Bayesian random forest

linas · November 7, 2019, 5:35pm

Hi,

I wonder if there are any attempts to model random forest in stan? There is a thread https://stats.stackexchange.com/questions/124658/how-can-regression-trees-be-fit-in-winbugs-openbugs-jags which recommends stan. Thanks for any leads.

bgoodri · November 7, 2019, 5:56pm

Basically, no. The fundamental idea behind tree-based approaches is to partition the parameter space, whereas the fundamental idea behind the algorithms in Stan is to utilize derivatives to move through the parameter space. The discontinuity of partitioning makes tree-based approaches non-differentiable at points that the leapfrog integrator in Stan has to cross, leading to divergent transitions.

In Stan, it is preferable to use Gaussian processes to estimate “nonparametric” predictive models.

Ara_Winter · November 7, 2019, 6:18pm

Some nice person coded out a classifier in Stan here:

maxbiostat · November 7, 2019, 6:34pm

The nice person happens to be @James_Savage, who is also on here.

Ara_Winter · November 7, 2019, 6:36pm

Thanks @maxbiostat ! We use a lot of @James_Savage 's models for our ecology data.

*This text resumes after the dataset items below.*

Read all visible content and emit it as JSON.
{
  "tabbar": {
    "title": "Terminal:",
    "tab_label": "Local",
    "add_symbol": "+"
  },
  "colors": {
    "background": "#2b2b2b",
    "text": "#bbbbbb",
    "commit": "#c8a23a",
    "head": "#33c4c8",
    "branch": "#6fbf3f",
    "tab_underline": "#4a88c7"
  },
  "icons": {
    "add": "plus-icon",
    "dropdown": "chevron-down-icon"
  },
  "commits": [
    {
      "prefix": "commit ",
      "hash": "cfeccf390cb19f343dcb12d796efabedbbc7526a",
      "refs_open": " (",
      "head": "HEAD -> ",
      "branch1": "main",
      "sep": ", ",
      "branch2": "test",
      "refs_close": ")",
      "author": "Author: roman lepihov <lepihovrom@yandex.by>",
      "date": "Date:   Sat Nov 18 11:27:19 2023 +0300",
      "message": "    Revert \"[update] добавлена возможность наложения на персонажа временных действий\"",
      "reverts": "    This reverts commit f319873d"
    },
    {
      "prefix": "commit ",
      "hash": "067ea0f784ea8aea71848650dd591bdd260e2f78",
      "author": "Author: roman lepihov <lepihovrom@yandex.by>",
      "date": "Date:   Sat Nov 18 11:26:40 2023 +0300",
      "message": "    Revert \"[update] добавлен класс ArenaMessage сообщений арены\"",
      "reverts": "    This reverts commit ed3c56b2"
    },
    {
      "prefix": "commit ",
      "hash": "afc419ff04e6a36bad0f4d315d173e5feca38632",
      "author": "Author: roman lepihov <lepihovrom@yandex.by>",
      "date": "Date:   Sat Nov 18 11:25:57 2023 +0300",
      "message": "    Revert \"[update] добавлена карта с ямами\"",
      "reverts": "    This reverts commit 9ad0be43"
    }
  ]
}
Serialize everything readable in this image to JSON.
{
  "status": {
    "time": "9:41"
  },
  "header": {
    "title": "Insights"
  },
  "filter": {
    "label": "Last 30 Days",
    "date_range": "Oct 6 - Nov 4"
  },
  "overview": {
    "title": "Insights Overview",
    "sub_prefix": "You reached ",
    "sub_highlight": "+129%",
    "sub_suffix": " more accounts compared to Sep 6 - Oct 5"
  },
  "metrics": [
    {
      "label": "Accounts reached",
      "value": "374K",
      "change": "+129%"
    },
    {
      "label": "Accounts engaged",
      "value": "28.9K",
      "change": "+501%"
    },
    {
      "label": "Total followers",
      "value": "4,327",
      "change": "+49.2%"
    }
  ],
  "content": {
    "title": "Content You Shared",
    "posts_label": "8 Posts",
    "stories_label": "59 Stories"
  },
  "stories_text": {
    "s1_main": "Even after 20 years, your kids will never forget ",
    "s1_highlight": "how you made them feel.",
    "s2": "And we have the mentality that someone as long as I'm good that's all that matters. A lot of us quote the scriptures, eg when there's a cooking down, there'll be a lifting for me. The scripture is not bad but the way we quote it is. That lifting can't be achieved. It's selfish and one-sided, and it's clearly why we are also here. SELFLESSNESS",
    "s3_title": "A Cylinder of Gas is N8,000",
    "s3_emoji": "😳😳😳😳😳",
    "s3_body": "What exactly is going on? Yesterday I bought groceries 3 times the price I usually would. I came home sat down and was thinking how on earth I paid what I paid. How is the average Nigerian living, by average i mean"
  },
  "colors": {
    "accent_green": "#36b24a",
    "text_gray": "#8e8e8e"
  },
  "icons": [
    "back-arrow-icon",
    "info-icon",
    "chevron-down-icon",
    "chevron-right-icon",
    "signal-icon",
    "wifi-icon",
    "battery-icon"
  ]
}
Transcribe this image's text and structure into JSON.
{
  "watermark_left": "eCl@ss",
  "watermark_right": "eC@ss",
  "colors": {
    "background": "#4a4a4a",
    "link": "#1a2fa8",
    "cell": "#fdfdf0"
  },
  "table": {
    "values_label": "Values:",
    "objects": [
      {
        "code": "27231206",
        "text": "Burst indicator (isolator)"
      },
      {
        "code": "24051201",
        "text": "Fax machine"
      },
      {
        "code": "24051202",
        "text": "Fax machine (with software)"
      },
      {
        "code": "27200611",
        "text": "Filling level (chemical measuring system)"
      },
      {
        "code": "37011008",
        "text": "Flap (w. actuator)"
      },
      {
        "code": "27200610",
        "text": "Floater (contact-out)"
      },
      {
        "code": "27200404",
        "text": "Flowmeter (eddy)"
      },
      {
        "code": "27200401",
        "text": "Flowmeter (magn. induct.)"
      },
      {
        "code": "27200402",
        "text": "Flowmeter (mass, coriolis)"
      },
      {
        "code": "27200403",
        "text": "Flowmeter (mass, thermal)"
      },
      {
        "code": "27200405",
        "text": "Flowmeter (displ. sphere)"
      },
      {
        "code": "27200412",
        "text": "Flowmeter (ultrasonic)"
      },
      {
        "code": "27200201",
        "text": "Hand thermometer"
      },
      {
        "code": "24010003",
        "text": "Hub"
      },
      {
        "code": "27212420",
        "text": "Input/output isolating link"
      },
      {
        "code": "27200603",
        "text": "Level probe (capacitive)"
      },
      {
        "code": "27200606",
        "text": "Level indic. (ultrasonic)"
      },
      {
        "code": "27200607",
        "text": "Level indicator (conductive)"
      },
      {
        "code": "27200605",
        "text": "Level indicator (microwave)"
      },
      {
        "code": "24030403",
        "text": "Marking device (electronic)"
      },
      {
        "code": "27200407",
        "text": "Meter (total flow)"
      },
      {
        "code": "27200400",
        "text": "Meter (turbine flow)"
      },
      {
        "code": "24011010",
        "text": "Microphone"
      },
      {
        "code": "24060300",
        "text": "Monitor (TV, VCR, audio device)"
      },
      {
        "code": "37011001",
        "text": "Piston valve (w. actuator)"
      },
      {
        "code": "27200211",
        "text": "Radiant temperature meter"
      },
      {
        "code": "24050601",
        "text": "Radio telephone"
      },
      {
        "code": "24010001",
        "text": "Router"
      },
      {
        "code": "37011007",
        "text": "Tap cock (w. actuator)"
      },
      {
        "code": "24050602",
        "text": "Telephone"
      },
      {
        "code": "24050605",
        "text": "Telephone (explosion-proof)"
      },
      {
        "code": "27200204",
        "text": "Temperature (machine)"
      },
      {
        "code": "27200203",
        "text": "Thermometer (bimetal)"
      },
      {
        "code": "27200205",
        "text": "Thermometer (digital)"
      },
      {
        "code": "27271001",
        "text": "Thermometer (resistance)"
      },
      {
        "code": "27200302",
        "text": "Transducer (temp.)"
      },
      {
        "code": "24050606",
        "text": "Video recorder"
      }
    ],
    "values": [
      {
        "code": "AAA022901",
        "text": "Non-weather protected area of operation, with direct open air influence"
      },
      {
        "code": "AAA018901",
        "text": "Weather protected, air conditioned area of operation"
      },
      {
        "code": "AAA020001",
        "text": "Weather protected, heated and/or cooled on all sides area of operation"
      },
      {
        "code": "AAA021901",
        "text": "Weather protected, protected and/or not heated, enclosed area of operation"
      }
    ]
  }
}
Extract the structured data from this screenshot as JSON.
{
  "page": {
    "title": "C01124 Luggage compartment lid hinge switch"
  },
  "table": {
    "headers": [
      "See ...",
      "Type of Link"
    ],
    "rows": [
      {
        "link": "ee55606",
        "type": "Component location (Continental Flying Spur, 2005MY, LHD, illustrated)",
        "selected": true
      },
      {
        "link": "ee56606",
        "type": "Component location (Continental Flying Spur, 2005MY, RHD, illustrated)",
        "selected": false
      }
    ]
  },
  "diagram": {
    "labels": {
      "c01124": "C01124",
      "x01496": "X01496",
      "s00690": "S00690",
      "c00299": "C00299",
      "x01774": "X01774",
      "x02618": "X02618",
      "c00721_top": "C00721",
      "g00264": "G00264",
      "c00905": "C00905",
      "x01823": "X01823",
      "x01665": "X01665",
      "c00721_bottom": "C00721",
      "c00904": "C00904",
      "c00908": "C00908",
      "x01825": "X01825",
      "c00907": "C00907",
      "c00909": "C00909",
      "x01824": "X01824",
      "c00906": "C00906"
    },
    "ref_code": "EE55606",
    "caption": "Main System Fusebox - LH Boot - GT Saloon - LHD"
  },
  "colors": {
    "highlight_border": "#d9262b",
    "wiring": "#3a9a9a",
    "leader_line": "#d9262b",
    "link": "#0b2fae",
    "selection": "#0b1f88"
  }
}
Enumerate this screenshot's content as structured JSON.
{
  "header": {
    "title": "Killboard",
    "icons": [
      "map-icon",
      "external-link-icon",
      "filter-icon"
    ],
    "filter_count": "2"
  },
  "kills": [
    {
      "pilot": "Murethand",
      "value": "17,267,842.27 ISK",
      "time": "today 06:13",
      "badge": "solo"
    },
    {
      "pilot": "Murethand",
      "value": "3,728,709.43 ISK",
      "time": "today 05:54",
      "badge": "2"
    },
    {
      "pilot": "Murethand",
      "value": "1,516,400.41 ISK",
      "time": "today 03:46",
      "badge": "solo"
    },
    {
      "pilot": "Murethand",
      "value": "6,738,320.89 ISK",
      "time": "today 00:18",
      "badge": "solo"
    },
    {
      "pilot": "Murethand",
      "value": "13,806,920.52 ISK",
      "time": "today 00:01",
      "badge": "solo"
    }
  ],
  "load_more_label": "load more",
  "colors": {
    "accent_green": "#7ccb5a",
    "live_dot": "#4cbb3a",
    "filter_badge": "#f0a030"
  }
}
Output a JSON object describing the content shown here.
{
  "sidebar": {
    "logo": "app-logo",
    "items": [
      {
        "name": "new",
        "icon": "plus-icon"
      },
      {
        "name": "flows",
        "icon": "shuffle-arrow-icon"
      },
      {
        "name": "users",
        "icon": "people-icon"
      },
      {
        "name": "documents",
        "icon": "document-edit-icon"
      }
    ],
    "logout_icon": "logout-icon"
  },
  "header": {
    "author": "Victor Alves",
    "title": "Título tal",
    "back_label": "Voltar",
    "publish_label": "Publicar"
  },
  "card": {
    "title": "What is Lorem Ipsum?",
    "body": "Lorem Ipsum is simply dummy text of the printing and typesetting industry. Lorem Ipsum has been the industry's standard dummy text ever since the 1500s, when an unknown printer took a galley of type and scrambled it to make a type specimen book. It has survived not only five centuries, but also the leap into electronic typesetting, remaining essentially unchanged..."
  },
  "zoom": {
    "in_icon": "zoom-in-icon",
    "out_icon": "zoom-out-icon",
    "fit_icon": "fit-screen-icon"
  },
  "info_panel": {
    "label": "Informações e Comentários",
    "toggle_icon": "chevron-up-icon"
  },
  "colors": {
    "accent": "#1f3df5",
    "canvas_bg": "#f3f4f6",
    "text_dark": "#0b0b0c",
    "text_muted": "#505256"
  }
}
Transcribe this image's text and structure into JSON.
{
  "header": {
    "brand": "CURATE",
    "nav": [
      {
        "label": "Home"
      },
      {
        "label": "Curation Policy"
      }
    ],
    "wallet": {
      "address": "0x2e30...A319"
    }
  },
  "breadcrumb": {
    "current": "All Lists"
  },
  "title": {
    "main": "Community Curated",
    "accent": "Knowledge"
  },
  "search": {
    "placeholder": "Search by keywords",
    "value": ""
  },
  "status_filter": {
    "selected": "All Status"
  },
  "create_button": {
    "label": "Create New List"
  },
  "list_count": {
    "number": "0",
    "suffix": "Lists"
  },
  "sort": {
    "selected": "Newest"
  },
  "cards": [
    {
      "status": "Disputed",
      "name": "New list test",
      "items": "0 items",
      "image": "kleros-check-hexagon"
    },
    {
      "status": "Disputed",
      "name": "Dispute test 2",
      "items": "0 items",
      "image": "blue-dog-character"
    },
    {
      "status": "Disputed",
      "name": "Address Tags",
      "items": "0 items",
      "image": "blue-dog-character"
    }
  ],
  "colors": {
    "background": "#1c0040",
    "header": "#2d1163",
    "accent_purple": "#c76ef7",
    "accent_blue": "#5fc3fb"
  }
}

The classifier is pretty sweet to play with.

linas · November 7, 2019, 6:48pm

Thank you very much. Technically I need regression (and would be awesome if there are some examples) but I guess I can translate classification into regression. I am currently using Bayesian Neural Networks for my ash tree problem so I thought about exploring different techniques.

linas · November 7, 2019, 7:37pm

Well, there is an article http://proceedings.mlr.press/v37/matthew15.pdf. Since they did MCMC I wonder if stan could work. Since I have a regression problem and all variables are continuous - maybe in this case there won’t be discontinuities (I don’t know).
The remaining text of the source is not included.